To build and flash an application, execute the following commands for <my_app>:

# On Linux/macOS
cd $ZEPHYR_BASE/<my_app>
mkdir build && cd build

# On Windows
cd %ZEPHYR_BASE%\<my_app>
mkdir build & cd build


# Use cmake to configure a Ninja-based build system:
cmake -GNinja -DBOARD=cc3220sf_launchxl ..

# Now run ninja on the generated build system:
ninja flash

This will load the image into flash.

To see program output from UART0, connect a separate terminal window:

% screen /dev/ttyACM0 115200 8N1

Then press the reset button (SW1) on the board to run the program.

Debugging

To debug a previously flashed image, after resetting the board, use the ‘debug’ build target:

# On Linux/macOS
cd $ZEPHYR_BASE/<my_app>
# If you already made a build directory (build) and ran cmake, just 'cd build' instead.
mkdir build && cd build

# On Windows
cd %ZEPHYR_BASE%\<my_app>
# If you already made a build directory (build) and ran cmake, just 'cd build' instead.
mkdir build & cd build

# If you already made a build directory (build) and ran cmake, just 'cd build' instead.

# Use cmake to configure a Ninja-based build system:
cmake -GNinja -DBOARD=cc3220sf_launchxl ..

# Now run ninja on the generated build system:
ninja debug

WiFi Support

The SimpleLink Host Driver, imported from the SimpleLink SDK, has been ported to Zephyr, and communicates over a dedicated SPI to the network co-processor.
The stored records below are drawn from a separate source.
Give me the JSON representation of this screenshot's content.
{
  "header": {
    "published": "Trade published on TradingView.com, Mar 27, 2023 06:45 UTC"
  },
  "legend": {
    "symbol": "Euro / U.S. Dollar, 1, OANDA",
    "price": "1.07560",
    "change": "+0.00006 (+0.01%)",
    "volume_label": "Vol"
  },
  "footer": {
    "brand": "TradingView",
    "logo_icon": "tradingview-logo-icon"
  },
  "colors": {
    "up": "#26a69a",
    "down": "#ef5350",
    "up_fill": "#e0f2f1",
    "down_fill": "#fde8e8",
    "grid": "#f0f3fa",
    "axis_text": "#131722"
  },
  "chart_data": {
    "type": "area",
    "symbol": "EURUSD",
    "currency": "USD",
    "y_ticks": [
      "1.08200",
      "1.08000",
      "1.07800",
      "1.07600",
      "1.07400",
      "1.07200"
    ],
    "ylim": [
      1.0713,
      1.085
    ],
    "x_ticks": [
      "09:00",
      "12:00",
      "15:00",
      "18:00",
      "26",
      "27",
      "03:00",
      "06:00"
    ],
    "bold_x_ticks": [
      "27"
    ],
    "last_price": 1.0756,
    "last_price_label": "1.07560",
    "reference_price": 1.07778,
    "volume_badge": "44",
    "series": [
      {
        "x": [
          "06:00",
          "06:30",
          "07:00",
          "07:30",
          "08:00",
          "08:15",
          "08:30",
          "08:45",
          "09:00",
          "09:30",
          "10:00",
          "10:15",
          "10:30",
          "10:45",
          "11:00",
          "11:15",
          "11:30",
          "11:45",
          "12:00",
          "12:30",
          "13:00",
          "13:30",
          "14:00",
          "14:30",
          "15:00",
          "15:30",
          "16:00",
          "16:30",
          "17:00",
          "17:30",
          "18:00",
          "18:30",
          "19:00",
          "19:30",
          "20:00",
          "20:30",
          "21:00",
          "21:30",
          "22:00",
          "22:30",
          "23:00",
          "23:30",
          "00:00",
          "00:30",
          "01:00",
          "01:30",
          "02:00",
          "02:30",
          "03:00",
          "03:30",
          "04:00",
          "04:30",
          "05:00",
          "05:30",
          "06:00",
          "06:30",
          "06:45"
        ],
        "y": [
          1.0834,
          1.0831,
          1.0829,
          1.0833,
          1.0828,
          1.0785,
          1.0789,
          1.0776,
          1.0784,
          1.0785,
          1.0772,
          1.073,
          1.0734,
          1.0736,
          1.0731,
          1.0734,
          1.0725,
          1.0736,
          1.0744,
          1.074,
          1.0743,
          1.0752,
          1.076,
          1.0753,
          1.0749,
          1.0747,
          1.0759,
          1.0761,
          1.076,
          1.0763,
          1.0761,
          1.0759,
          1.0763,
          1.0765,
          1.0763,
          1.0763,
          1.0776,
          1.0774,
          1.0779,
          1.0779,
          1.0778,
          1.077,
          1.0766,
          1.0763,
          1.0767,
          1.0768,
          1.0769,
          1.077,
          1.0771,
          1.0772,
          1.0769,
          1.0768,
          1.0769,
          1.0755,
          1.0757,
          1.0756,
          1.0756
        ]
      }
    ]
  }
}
It is available as a Zephyr WiFi device driver in drivers/wifi/simplelink.

Currently only the Zephyr WiFi management operations are exported.

Usage:

Set CONFIG_WIFI_SIMPLELINK to y to enable WiFi. See samples/net/wifi/boards/cc3220sf_launchxl.conf.

Provisioning:

SimpleLink provides a few rather sophisticated WiFi provisioning methods. To keep it simple for Zephyr development and demos, the SimpleLink “Fast Connect” policy is enabled, with one-shot scanning. This enables the cc3220sf_launchxl to automatically reconnect to the last good known access point (AP), without having to restart a scan, and re-specify the SSID and password.

To connect to an AP, first run the Zephyr WiFi shell sample application, and connect to a known AP with SSID and password.

See Wi-Fi sample

Once the connection succeeds, the network co-processor keeps the AP identity in its persistent memory. Newly loaded WiFi applications then need not explicitly execute any WiFi scan or connect operations, until the need to change to a new AP.